Andere erklärte Progressisten, zum Beispiel der aus Indien stammende und zur Zeit in Singapur lehrende US-Politologe Parag Khanna (40), der soeben ein neues, den Vorzügen der  sogenannten „Dritten Welt“ gewidmetes Buch herausgebracht hat, sehen das allerdings ganz anders. Es läuft doch alles prima, jubelte er soeben im Interview mit der Frankfurter Rundschau. „Asien und Afrika blühen auf, neue große Infrastrukturprojekte wie die von China angeschobene ‘Neue Seidenstraße’ verknüpfen immer mehr Länder, die miteinander Handel treiben können. Nur der Westen, der steckt in einer Krise.“

Das Resümee von Khanna lautet: „Der Westen kümmert sich zu sehr um die Verfahren statt um die Ergebnisse. Das Herumreiten auf von uns ‘demokratisch’ genannten Verfahren, die nur die bestehenden, Weiterentwicklungen behindernden Verhältnisse zementieren, wird uns nicht aus der Patsche heraushelfen. Manche werfen mir vor, ich sei undemokratisch, weil ich die Effizienz Singapurs lobe. Aber welcher Antidemokrat ist für eine allgemeine Wahlpflicht?“


Gemeint ist: Ich bin zwar (selbstverständlich) Demokrat, doch für was ich mich halte und was wirklich passiert, das sind zwei völlig verschiedene Perspektiven. In was für einer „Epoche“ ich angeblich lebe und welche Schlagwörter für gute Demokraten da angesagt sind, spielt für die reale Weltentwicklung nicht die geringste Rolle. Das kann man schon an der Etymologie des Wortes „Epoche“ ablesen. „Epoche“ heißt an ihrem (altgriechischen) Ursprung nichts weiter als „Haltepunkt“, wo man sich, etwa im Wasser eines reißenden Flusses stehend,   festklammern kann.
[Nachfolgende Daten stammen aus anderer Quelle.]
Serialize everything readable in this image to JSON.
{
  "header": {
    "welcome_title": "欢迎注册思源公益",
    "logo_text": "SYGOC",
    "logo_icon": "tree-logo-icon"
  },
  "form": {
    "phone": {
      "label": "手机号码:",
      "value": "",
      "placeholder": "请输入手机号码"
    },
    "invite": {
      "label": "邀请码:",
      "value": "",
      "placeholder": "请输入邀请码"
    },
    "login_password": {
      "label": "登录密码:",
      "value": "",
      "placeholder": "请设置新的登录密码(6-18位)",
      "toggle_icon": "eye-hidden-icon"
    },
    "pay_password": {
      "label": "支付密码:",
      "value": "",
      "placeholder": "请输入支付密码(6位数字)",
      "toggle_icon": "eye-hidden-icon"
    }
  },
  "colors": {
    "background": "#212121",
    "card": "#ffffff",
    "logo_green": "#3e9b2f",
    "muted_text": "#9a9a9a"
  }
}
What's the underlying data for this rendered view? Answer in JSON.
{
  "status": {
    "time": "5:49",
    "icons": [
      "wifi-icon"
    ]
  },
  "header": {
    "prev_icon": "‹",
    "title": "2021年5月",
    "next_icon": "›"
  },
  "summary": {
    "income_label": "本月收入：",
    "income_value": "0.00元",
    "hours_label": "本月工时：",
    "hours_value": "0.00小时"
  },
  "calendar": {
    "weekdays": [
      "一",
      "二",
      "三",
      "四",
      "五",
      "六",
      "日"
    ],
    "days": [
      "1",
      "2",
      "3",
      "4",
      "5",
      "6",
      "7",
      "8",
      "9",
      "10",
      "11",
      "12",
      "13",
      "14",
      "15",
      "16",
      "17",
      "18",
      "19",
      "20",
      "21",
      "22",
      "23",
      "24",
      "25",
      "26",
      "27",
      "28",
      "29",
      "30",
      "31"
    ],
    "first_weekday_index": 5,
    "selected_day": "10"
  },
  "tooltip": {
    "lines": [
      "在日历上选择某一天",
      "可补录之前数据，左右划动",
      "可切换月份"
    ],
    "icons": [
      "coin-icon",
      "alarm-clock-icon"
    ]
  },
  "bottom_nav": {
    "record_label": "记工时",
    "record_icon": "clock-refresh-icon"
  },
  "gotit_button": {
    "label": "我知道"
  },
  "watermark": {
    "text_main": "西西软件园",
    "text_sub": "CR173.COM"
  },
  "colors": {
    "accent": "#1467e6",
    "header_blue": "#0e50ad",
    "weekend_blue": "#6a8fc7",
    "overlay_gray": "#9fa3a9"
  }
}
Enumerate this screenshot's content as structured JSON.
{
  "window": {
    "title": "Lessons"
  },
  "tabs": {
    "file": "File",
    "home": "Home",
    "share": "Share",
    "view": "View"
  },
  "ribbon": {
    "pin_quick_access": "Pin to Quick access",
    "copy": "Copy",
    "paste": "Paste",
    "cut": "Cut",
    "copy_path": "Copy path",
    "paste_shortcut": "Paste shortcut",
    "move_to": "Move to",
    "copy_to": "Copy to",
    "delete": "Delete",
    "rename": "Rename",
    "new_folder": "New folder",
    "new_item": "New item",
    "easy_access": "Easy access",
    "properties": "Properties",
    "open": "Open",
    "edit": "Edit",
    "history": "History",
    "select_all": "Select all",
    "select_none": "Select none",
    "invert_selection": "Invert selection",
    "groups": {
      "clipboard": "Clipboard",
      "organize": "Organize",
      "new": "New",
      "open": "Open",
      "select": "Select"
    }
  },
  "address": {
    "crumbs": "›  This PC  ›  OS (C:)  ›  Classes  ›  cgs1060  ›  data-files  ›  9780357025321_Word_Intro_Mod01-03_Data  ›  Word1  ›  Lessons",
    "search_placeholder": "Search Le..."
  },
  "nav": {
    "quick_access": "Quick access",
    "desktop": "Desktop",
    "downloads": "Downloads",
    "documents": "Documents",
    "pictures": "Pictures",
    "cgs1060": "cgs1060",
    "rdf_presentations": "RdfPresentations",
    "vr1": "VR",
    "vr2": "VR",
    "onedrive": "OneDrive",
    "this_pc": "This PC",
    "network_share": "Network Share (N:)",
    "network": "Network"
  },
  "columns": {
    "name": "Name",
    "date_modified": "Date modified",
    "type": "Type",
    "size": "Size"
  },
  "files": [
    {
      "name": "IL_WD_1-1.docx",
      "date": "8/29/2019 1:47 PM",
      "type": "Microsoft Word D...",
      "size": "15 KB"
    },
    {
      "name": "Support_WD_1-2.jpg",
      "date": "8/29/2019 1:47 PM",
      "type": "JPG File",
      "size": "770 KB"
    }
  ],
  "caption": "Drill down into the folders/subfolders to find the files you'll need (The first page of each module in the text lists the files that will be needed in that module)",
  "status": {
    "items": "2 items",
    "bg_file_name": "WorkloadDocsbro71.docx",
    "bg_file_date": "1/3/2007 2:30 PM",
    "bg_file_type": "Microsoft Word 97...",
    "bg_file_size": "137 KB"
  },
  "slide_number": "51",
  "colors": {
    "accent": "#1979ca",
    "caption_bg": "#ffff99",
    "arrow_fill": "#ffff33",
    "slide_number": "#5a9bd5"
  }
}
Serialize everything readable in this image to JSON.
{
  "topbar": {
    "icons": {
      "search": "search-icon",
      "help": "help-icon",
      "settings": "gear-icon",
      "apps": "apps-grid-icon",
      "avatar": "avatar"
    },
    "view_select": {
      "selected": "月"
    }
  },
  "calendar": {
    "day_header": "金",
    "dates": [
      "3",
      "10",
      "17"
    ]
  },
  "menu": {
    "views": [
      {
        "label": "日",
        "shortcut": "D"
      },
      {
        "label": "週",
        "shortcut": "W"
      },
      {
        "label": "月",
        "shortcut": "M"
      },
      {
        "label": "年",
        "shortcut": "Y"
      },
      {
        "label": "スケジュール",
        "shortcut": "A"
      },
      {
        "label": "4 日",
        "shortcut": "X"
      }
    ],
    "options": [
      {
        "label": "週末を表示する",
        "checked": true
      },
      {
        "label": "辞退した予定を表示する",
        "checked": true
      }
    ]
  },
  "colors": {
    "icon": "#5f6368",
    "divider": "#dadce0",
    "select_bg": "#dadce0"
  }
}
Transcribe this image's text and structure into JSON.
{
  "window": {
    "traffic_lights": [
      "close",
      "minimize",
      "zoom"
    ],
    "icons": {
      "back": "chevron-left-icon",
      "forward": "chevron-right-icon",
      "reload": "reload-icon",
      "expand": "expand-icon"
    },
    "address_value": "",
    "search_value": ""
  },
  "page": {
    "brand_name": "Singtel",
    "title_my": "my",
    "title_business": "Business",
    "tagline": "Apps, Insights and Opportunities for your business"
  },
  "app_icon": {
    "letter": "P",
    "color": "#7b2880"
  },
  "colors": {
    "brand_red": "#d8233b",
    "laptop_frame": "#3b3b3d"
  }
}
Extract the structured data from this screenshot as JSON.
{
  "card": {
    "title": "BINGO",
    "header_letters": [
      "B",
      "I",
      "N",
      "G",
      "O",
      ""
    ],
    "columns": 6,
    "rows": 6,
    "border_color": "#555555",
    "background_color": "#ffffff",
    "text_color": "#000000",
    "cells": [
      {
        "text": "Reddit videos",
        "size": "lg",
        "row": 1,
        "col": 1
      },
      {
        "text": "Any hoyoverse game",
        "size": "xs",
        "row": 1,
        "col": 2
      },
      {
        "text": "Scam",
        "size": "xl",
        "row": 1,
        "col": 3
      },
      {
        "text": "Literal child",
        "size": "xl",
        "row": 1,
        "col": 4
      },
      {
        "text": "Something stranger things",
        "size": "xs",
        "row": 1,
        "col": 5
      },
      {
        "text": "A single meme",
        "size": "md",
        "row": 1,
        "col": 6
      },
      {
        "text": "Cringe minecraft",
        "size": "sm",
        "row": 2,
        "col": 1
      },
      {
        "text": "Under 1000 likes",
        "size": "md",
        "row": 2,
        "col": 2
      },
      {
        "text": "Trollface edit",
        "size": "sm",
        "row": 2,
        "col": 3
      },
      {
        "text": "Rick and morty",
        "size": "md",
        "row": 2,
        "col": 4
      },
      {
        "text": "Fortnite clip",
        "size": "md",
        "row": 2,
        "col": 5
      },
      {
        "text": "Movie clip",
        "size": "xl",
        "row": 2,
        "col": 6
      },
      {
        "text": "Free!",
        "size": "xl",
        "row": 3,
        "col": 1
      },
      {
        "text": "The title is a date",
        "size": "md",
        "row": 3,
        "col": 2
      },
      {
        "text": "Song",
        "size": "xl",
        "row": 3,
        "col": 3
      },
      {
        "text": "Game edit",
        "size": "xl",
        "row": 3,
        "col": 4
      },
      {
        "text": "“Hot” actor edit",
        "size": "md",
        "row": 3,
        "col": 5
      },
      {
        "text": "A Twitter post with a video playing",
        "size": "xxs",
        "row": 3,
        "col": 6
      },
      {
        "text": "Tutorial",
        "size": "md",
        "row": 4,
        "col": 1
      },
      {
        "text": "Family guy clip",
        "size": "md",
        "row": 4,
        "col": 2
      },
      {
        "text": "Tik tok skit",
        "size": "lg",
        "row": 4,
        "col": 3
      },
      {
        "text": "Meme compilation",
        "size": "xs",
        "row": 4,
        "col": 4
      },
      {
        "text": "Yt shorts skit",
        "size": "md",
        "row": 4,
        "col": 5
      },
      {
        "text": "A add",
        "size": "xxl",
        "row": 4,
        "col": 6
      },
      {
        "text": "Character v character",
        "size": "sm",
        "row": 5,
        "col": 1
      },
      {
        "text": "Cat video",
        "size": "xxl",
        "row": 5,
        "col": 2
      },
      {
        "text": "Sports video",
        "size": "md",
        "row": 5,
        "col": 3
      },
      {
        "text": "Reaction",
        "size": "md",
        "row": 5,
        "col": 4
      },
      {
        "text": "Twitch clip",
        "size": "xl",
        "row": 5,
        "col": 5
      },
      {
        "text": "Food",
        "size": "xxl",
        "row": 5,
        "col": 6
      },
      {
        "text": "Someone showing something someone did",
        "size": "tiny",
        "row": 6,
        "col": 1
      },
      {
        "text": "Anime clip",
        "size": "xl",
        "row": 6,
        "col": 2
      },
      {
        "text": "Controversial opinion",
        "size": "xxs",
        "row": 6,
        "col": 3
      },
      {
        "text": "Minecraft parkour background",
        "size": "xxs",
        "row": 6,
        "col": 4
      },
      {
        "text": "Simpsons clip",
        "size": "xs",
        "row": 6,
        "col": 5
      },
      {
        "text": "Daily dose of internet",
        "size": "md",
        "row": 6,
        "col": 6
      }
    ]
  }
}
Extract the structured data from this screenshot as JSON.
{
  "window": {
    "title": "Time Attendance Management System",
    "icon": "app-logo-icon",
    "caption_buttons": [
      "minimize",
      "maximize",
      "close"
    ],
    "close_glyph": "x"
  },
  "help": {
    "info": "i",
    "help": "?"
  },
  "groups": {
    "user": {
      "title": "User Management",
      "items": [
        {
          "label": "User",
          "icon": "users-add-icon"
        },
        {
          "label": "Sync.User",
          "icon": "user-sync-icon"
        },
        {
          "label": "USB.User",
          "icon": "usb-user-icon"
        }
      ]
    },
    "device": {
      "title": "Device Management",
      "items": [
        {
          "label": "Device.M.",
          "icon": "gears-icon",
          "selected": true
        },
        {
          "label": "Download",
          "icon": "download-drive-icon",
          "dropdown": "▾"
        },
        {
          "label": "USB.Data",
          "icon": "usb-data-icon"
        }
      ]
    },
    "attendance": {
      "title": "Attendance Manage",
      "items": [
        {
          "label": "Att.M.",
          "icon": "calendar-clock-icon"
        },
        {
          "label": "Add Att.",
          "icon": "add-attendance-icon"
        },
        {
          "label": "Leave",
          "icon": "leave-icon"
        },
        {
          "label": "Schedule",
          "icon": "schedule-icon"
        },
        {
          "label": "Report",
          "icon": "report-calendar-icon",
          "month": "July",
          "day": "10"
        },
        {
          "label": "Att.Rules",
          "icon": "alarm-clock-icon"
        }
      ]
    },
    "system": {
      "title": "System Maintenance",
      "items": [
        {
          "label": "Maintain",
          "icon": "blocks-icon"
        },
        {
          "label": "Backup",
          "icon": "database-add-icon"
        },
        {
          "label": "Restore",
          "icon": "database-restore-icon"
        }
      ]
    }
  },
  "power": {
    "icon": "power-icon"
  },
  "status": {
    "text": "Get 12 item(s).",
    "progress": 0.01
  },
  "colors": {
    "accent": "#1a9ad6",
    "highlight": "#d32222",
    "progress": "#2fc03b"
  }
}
Wer nach Epochen sucht, der will nicht mitschwimmen, sondern gut verankert stehen bleiben. An sich ist das keine unehrenhafte Absicht, meist sogar im Gegenteil. Man will man selbst bleiben, will ab und an auch einmal stehenbleiben dürfen, um die aktuell fließende Lage genauer zu prüfen, sich nicht von ihrem aufdringlichen Glucksen und Gurgeln einschüchtern zu lassen.

Historiker benötigen den Epochen-Begriff für ihre Arbeit geradezu, weil sie ja den grauen Fortriß der Zeit gewissermaßen ordnen, ihn einfärben und illuminieren müssen, damit Erzählung überhaupt möglich wird.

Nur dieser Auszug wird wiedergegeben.